The Quintland Sisters(91)



Only after supper did the maroon and gold Chevrolet pull past the private gates into the inner courtyard in a cloud of dust. The car is a gift from the Ontario government, specially fitted with seats for all five girls in the back and Dr. Dafoe in front. Six additional policemen arrived earlier today from Toronto, and they helped keep the crowds back when the government car pulled inside. As far as I could tell, the gawkers were pressed ten deep against the fence trying to catch a glimpse of the quintuplets.

Marie was watching at the playroom window and gave a shrill cry when she saw the gates open and the Chevrolet glide in. Without question this was the grandest, most beautiful car they’ve ever seen at their nursery, despite the many new cars their father and Dr. Dafoe have driven over the years, not to mention the comings and goings of film stars and politicians.

At 7:00 in the evening we shepherded the girls out to the car, and I felt my heart pounding in my chest at the idea of taking them out into the frenzied throngs beyond the gates. All these years, it’s been bad enough for me coming and going with Lewis or his father behind the wheel, but with the girls themselves? How on earth would we get away?

This was all planned out, of course. The policemen used their vehicles to block the road to keep anyone from following us to the train station, then escorted us away from the nursery, a whole flank of patrol cars in front and behind. One man tried to ride alongside us on his horse, but he was stopped by an officer who was waiting roadside less than a mile from the nursery. The man and his horse ended up turning north, trotting into a field, and waving at the girls as he did. I was being driven with George, Miss Callahan, and Nurse Corriveau in a car immediately behind the girls, so we watched them squirm in their seats, their faces pressed against the back window, to wave back at the horse and rider until they disappeared from view. I thought they’d be more nervous, but they weren’t. They were excited, through and through. Not a fearful bone in their bodies.

The evening was warm. As we drove along the road toward Callander, windows down, I could feel some bite in the air, but also the warmth rising from the road as the land gave up the heat it had been soaking up all day. Once we were on the open road I stretched my arm out the window, feeling the wind eddy over my hand, warm below, cooler on top. You could hear the crickets starting their evening tune-up and a chorus of frogs from the streams and bogs, which took me back to the night the girls were born—five years ago, almost to the day.

Before reaching town, the car turned off onto the wider road that leads toward North Bay instead of continuing toward the Callander train station. I exchanged a confused look with Miss Callahan and Nurse Corriveau, and we all looked instinctively to George, riding beside the driver.

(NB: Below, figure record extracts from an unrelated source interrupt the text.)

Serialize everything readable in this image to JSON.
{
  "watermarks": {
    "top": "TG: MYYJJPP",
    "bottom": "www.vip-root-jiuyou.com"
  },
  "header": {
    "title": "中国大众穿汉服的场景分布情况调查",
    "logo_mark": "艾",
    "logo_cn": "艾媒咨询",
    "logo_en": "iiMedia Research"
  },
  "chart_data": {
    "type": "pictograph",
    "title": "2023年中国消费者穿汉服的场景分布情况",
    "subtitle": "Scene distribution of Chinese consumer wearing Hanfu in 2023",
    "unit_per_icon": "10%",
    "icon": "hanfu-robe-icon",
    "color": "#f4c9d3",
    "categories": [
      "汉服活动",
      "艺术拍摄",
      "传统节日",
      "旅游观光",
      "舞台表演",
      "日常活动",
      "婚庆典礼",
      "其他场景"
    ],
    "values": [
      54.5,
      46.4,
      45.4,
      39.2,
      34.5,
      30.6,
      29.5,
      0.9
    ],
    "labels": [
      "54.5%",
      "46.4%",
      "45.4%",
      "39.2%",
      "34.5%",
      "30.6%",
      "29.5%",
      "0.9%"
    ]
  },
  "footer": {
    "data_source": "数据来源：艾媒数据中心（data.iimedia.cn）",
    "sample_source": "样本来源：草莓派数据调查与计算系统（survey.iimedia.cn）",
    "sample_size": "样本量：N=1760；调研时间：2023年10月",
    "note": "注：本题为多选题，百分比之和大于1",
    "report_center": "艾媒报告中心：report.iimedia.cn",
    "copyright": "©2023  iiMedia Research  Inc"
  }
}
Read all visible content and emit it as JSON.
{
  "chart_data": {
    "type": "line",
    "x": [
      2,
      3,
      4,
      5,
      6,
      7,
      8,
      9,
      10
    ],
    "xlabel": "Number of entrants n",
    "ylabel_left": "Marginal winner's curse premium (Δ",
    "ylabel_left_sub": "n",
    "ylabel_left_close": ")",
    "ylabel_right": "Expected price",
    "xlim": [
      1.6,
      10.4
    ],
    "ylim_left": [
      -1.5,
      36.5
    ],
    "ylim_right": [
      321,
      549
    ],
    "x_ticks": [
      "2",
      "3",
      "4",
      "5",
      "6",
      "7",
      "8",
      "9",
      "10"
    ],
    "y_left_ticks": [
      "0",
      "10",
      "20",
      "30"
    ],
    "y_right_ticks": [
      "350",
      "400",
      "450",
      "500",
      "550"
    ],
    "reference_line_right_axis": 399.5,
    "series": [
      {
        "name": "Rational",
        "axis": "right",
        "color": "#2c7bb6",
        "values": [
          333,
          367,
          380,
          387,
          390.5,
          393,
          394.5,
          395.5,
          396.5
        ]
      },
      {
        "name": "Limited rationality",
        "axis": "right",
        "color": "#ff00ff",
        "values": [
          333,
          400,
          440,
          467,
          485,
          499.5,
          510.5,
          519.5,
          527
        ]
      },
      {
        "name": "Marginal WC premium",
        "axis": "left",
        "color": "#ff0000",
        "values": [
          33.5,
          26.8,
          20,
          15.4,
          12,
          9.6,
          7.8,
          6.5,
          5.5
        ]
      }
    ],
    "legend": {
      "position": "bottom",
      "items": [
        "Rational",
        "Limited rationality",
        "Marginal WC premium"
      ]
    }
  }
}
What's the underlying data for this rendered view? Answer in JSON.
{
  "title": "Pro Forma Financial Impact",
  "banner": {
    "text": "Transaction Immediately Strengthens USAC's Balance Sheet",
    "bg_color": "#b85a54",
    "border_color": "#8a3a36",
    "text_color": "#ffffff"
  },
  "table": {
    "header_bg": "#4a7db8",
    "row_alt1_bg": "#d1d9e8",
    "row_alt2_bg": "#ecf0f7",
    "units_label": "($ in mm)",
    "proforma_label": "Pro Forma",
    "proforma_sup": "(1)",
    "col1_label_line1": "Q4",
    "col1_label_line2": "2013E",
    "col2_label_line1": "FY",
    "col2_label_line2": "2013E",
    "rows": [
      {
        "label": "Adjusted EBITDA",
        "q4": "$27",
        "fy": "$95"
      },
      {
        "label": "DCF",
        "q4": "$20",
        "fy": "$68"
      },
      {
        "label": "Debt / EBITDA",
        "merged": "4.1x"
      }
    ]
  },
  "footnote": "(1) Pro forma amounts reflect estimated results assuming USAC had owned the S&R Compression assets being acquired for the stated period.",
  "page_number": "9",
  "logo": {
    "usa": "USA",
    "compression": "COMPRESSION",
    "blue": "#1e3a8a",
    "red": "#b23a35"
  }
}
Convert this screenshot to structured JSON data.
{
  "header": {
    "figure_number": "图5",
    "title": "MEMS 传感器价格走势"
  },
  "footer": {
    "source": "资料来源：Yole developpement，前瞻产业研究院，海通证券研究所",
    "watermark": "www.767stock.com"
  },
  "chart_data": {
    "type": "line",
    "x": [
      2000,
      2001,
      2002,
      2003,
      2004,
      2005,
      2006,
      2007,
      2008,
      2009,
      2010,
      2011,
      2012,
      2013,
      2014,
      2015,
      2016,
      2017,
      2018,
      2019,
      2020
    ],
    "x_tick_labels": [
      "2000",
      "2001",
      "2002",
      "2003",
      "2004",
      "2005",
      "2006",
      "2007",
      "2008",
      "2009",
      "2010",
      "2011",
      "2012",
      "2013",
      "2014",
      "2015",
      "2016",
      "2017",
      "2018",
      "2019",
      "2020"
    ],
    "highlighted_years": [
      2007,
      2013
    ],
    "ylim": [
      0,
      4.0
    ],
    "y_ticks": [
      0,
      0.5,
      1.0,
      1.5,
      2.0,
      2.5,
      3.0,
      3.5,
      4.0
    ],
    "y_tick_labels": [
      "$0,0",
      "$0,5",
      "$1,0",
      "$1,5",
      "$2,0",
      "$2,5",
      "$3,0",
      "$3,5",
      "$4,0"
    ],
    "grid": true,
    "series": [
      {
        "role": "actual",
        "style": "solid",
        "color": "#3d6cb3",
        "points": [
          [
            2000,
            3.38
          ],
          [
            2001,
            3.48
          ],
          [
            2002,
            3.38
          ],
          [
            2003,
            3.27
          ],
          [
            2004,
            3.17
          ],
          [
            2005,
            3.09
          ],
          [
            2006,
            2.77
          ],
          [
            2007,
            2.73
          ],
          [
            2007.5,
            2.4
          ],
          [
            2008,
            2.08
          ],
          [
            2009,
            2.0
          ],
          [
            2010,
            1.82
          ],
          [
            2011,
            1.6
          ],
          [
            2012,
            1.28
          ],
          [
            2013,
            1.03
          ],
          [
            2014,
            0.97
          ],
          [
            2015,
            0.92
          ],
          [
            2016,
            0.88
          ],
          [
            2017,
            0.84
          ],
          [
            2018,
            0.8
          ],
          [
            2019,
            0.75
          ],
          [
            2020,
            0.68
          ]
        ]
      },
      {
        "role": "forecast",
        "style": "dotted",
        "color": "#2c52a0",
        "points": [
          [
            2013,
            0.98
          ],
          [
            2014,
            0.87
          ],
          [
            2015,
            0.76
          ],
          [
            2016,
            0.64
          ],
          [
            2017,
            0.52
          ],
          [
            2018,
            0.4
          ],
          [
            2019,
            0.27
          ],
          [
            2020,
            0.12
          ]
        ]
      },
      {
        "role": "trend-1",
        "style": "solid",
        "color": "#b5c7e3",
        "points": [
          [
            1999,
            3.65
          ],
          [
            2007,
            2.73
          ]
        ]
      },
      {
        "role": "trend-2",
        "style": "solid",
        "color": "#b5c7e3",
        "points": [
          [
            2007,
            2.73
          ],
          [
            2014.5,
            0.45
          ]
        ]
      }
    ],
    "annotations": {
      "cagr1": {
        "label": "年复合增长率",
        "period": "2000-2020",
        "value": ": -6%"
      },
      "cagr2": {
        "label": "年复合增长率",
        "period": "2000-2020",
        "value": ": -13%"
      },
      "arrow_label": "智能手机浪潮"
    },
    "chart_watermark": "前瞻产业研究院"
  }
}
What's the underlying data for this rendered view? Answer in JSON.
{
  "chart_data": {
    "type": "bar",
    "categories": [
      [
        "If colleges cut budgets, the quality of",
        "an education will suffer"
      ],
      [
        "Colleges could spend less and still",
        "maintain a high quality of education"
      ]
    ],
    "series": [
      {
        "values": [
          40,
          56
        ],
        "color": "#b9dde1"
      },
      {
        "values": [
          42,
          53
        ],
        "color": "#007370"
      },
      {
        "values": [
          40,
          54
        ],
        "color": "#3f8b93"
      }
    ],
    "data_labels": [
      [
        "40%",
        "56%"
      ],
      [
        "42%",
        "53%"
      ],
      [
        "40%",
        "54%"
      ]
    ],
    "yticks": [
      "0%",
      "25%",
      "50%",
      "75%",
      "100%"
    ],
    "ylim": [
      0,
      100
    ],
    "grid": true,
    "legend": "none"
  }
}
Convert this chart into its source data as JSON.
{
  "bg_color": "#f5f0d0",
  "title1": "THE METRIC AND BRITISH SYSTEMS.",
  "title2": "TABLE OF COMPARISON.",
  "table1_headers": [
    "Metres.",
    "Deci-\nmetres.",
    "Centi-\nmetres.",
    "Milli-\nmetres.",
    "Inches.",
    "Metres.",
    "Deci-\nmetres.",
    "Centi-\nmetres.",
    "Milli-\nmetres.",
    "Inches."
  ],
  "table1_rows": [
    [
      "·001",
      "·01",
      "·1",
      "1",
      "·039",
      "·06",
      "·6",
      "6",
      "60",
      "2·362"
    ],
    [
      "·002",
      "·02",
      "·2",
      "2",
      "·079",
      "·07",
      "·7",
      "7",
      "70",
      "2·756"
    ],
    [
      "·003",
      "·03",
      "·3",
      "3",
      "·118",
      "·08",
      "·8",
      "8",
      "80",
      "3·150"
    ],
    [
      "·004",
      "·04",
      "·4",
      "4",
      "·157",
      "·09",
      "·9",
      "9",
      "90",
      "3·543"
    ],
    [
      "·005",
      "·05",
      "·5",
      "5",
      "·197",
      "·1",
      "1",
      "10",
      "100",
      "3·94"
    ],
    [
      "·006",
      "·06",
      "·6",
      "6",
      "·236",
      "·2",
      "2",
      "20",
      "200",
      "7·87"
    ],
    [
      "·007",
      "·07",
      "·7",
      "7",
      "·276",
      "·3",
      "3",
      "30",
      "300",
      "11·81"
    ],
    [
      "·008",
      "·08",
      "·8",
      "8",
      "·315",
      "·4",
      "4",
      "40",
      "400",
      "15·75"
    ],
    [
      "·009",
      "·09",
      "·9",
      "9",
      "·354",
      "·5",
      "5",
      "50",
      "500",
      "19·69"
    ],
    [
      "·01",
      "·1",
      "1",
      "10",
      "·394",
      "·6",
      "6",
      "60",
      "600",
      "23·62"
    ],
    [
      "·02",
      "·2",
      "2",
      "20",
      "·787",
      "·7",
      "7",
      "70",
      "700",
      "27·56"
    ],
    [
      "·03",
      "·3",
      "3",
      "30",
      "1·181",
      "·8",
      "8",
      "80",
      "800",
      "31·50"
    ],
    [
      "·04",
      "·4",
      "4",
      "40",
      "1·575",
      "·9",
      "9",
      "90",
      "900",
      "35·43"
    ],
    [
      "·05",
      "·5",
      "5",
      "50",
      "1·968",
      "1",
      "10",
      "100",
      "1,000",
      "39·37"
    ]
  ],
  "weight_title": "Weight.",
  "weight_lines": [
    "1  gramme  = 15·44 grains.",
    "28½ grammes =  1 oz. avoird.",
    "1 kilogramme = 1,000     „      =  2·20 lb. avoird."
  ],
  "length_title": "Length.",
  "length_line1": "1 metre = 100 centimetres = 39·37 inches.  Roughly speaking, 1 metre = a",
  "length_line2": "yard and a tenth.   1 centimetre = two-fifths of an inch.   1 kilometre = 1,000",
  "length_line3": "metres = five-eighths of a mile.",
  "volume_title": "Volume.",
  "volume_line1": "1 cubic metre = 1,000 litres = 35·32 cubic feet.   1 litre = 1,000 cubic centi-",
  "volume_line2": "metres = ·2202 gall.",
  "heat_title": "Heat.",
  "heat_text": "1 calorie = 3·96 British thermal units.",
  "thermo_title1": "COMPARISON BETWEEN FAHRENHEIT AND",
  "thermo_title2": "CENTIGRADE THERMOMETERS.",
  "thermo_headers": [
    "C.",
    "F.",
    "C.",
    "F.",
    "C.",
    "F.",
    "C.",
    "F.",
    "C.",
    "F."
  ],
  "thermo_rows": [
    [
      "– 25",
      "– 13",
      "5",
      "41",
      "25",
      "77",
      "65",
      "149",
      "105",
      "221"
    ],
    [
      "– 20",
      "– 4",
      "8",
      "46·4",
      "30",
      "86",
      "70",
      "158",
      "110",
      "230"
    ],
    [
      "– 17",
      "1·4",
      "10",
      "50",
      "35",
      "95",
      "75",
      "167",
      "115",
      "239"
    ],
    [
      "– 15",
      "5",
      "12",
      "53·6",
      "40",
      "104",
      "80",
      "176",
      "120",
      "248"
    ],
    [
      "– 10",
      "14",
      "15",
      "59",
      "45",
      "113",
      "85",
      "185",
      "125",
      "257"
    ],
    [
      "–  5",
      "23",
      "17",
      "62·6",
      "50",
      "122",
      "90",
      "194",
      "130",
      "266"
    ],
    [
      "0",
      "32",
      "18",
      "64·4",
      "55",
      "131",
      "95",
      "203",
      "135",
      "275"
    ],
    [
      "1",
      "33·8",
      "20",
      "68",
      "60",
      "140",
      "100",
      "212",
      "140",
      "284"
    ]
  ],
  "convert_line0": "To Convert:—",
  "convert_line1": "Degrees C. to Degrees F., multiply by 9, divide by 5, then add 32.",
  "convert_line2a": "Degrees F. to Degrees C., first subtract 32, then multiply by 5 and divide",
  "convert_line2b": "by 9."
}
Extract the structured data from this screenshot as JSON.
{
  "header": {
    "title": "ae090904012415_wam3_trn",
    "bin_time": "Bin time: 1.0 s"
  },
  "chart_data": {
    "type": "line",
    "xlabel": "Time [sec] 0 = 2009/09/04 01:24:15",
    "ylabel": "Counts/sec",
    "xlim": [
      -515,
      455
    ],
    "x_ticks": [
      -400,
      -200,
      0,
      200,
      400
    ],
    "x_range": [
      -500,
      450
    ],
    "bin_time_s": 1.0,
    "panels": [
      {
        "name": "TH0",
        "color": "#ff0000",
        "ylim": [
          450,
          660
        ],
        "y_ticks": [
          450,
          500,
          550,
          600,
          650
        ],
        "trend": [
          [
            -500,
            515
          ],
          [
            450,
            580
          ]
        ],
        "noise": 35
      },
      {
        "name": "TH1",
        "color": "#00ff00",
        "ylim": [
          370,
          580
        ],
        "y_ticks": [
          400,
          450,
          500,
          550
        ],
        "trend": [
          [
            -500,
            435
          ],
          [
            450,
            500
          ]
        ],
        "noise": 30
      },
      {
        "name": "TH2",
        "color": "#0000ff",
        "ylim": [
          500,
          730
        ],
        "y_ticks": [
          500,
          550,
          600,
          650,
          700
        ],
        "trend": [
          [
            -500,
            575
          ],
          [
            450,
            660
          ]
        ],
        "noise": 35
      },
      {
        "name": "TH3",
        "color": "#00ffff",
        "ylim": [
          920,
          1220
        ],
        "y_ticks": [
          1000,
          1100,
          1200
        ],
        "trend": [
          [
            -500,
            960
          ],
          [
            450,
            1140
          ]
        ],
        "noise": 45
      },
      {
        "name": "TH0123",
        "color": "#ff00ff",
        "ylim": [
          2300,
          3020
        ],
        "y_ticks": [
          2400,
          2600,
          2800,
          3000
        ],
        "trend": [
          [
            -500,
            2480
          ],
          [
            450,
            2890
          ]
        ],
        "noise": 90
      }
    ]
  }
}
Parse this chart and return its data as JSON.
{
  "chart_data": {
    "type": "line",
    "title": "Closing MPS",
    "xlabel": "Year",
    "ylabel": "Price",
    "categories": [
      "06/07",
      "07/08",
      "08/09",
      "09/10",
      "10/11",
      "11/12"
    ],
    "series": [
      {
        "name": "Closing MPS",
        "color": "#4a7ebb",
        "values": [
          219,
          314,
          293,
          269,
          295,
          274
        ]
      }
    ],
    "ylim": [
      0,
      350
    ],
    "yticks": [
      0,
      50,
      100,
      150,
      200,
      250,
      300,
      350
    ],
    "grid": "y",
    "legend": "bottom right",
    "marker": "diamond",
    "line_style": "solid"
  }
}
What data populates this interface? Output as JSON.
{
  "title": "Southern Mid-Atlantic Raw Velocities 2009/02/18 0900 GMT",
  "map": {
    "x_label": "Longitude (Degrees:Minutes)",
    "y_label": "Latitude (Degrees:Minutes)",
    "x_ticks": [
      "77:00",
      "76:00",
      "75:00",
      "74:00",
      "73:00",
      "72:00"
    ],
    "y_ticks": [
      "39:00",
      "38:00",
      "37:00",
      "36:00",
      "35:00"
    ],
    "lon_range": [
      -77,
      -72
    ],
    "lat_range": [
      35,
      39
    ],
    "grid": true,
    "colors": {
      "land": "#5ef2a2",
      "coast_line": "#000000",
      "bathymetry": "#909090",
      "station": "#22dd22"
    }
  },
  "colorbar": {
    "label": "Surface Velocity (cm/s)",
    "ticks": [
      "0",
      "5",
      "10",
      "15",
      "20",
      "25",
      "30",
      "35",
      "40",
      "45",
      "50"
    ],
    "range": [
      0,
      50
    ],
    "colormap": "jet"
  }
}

He turned and flashed a smile.

“The Ontario government made a last-minute change,” he explained. “They’re anticipating thousands of well-wishers at the Callander station, so they are actually going to stop the Quintland Express at Trout Lake junction, between Callander and North Bay, and that’s where we’ll board.”

The Quintland Express. That’s what it’s called, this train carrying us through the night to Toronto, the words Quintland Express written in gleaming letters on every carriage. The paintwork is crimson and gold, the colors of the royal visit—same as the car that brought the girls. The sun was sinking in the sky when we pulled up at the junction, but it was bright enough that the gilded paint on the train looked wet to the touch, positively gleaming against the paler gold of the hayfields beyond.

I’d never thought about how people might board a train without a station, but sure enough all of us from the nursery as well as the policemen and newspapermen, plus the whole Dionne family, were swiftly ushered on board via a special staircase, and the train started up again within a matter of minutes.

Moments later we were swooshing through Callander. I’ve never in my life seen a railway station so busy. Crowds of people were lining the tracks before and after the stop, and on the platform itself, a line of uniformed guards, arms outstretched, were straining to keep people from pressing too close to the tracks or, worse, falling onto them. The train slowed down as it went through the station, and the crowd went berserk. A brass band struck up as we rolled through playing “Old Comrades,” and the girls, all five of them, looked like their eyes might pop from their heads.

They had scrambled to position themselves at the windows of the carriage the instant we boarded, and there they stayed, flattened against the glass. When we started to see the crowds along the tracks, they began waving of their own accord, smiling, their eyes dancing over the people and children waving wildly in return. I couldn’t help but wonder what they were thinking about all these boys and girls, most of them in clothes drab and worn compared with their own, but clearly at greater liberty than our girls have ever known, wriggling away from their parents and sprinting beside the tracks.

I’m so proud of my babies. They didn’t cry or flinch or lose their tongues. They looked entranced, not afraid. I don’t think they could have known that so many different humans existed in the world—people not dressed in nurses’ caps and doctors’ coats, or the top hats and fur coats of our celebrity visitors. They couldn’t know that people come in many different shapes and sizes, and with so little in their pockets and stomachs. More than the men and women, it was the children in the crowds that captured their attention, small girls and boys gesticulating frantically at the train and holding up signs and drawings they’d made themselves, wishing bonjour and bon voyage to the Dionne quintuplets.